Has Argentina’s Embattled President Macri Finally Bottomed Out?

Has Argentina’s Embattled President Macri Finally Bottomed Out?

If Mauricio Macri is reelected in October it would basically mean two things: The International Monetary Fund is no longer a death knell to the leader who signed the loan in the first place, and Cristina Kirchner and her quasi-communist, closed door, protesters-in-the-street politics are officially in Argentina’s past.

Polling data is beginning to show that Macri bottomed out in April, when he was polling in the 30s. He is now rebounding.

The latest Management & Fit poll out of Argentina shows the Alberto Fernandez-Cristina Kirchner ticket ahead, but they have topped out at around 43%. Macri is just a point or two behind. Former Economic Minister Roberto Lavagna polls at around 7%.
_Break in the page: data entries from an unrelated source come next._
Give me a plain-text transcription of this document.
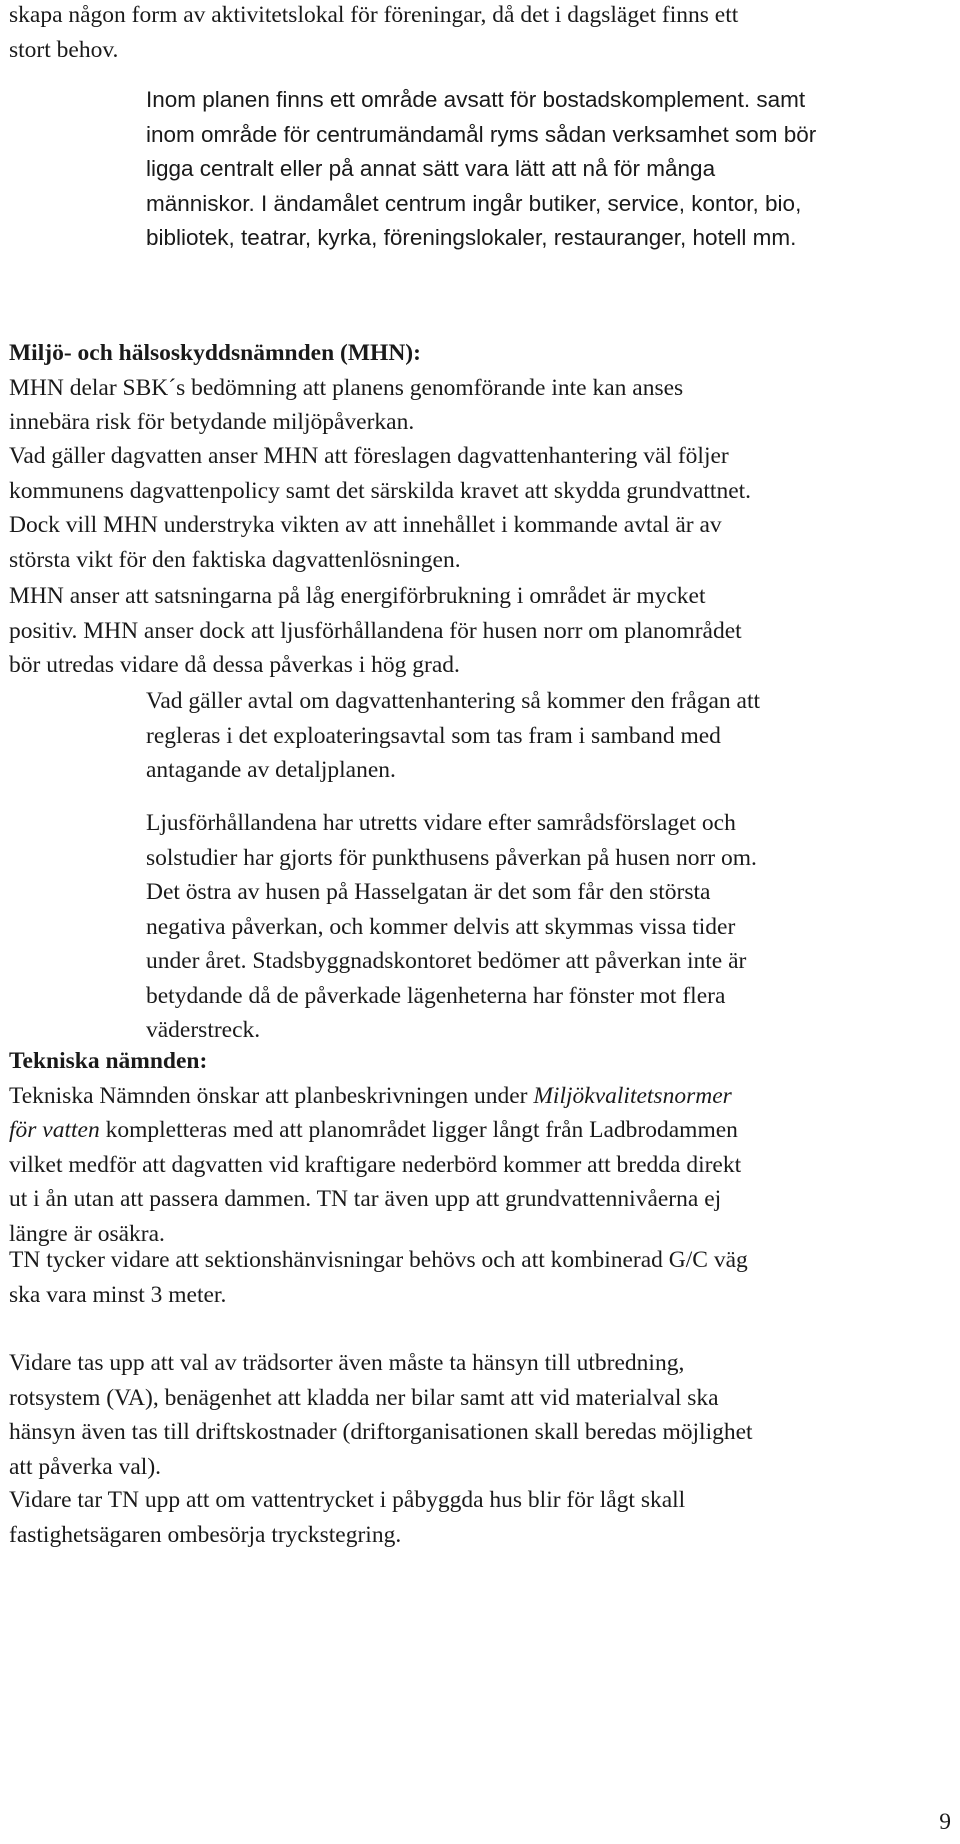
skapa någon form av aktivitetslokal för föreningar, då det i dagsläget finns ett
stort behov.

Inom planen finns ett område avsatt för bostadskomplement. samt
inom område för centrumändamål ryms sådan verksamhet som bör
ligga centralt eller på annat sätt vara lätt att nå för många
människor. I ändamålet centrum ingår butiker, service, kontor, bio,
bibliotek, teatrar, kyrka, föreningslokaler, restauranger, hotell mm.

Miljö- och hälsoskyddsnämnden (MHN):
MHN delar SBK´s bedömning att planens genomförande inte kan anses
innebära risk för betydande miljöpåverkan.

Vad gäller dagvatten anser MHN att föreslagen dagvattenhantering väl följer
kommunens dagvattenpolicy samt det särskilda kravet att skydda grundvattnet.
Dock vill MHN understryka vikten av att innehållet i kommande avtal är av
största vikt för den faktiska dagvattenlösningen.

MHN anser att satsningarna på låg energiförbrukning i området är mycket
positiv. MHN anser dock att ljusförhållandena för husen norr om planområdet
bör utredas vidare då dessa påverkas i hög grad.

Vad gäller avtal om dagvattenhantering så kommer den frågan att
regleras i det exploateringsavtal som tas fram i samband med
antagande av detaljplanen.

Ljusförhållandena har utretts vidare efter samrådsförslaget och
solstudier har gjorts för punkthusens påverkan på husen norr om.
Det östra av husen på Hasselgatan är det som får den största
negativa påverkan, och kommer delvis att skymmas vissa tider
under året. Stadsbyggnadskontoret bedömer att påverkan inte är
betydande då de påverkade lägenheterna har fönster mot flera
väderstreck.

Tekniska nämnden:
Tekniska Nämnden önskar att planbeskrivningen under Miljökvalitetsnormer
för vatten kompletteras med att planområdet ligger långt från Ladbrodammen
vilket medför att dagvatten vid kraftigare nederbörd kommer att bredda direkt
ut i ån utan att passera dammen. TN tar även upp att grundvattennivåerna ej
längre är osäkra.

TN tycker vidare att sektionshänvisningar behövs och att kombinerad G/C väg
ska vara minst 3 meter.

Vidare tas upp att val av trädsorter även måste ta hänsyn till utbredning,
rotsystem (VA), benägenhet att kladda ner bilar samt att vid materialval ska
hänsyn även tas till driftskostnader (driftorganisationen skall beredas möjlighet
att påverka val).

Vidare tar TN upp att om vattentrycket i påbyggda hus blir för lågt skall
fastighetsägaren ombesörja tryckstegring.

9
The same poll shows Macri winning in the second round, while others show a very tight race in the November run-off. Even though Fernandez is on the ticket as the president who will debate with Macri for voters, most Fernandez voters are only voting for him because of Cristina.

Meanwhile, Maria Eugenia Vidal from Macri’s Cambiemos Party and head of the almighty province of Buenos Aires, is beating her rival with only about a week of campaigning.

The Cambiemos party was recently renamed Juntos por el Cambio (Together for Change).

Cristina is no fan of Vidal. She recently pointed out that Vidal was a divorced, single mother, trying to score points with devout Catholics in her base who have, by and large, moved on from the taboo of divorcees and the church.

“She is having a hard time playing second fiddle to Fernandez,” says Kevin Ivers, vice president and Latin America expert at DCI Group in Washington, D.C. “She vacillates between being in the limelight and being out of the limelight. Right now she is in hiding.”

Vidal took Buenos Aires away from the left-wing Peronists, a province they depend on as a lifeline to win back the full kingdom of Argentina. It is plausible that Macri wins a second term and the popular Vidal, barring an upset, takes his place after his term is up.

Macri recently replaced his vice president with a more pragmatic Peronist senator, Miguel Angel Pichetto. He will be Macri’s running mate now in an effort to win the more conservative members of the massive Peron faction in Congress.

According to the Management & Fit poll, published in the Clarin newspaper on Sunday, economic optimism is still terrible but on the rise. Some 33.9% said they were optimistic about the economy, up from 33.4%. Counting the margin of error, that’s relatively flat.

Economic confidence was up, and people surveyed also felt more secure on the job.

The peso is no longer on its way to 80 to the dollar, as many contrarians predicted in the first quarter of 2019. The exchange rate is currently 42 to the dollar. Inflation is still ridiculous, in the 50s. Real interest rates are around 10%.

Last week, Moody’s changed Argentina’s credit rating outlook from stable to negative because Macri is still fighting for his political life against the Fernandez ticket.

Moody’s pointed out that even if Macri won in a squeaker of a second round, he might have the deck stacked against him in Congress.

That means the reelected government’s ability to continue implementing its structural reform program under the guidance of the IMF is uncertain.

A shift in fiscal policy would threaten that program and dampen the Argentine government’s access to market funding from domestic and foreign lenders, increasing the possibility of yet another debt restructuring for Argentina. This is probable even under Macri, Moody’s analysts believe.

Some in the market think otherwise.

“We are encouraged by the progress Argentina has made in stabilizing the currency, which has lowered the inflation rate and will lead to growth in real incomes,” says James Barrineau, co-head of emerging-market debt for Schroders in New York. “That is the key variable markets seem rightly focused on now. We disagree with the Moody’s outlook given the improvement in key variables and the better outlook politically (for Macri),” he says.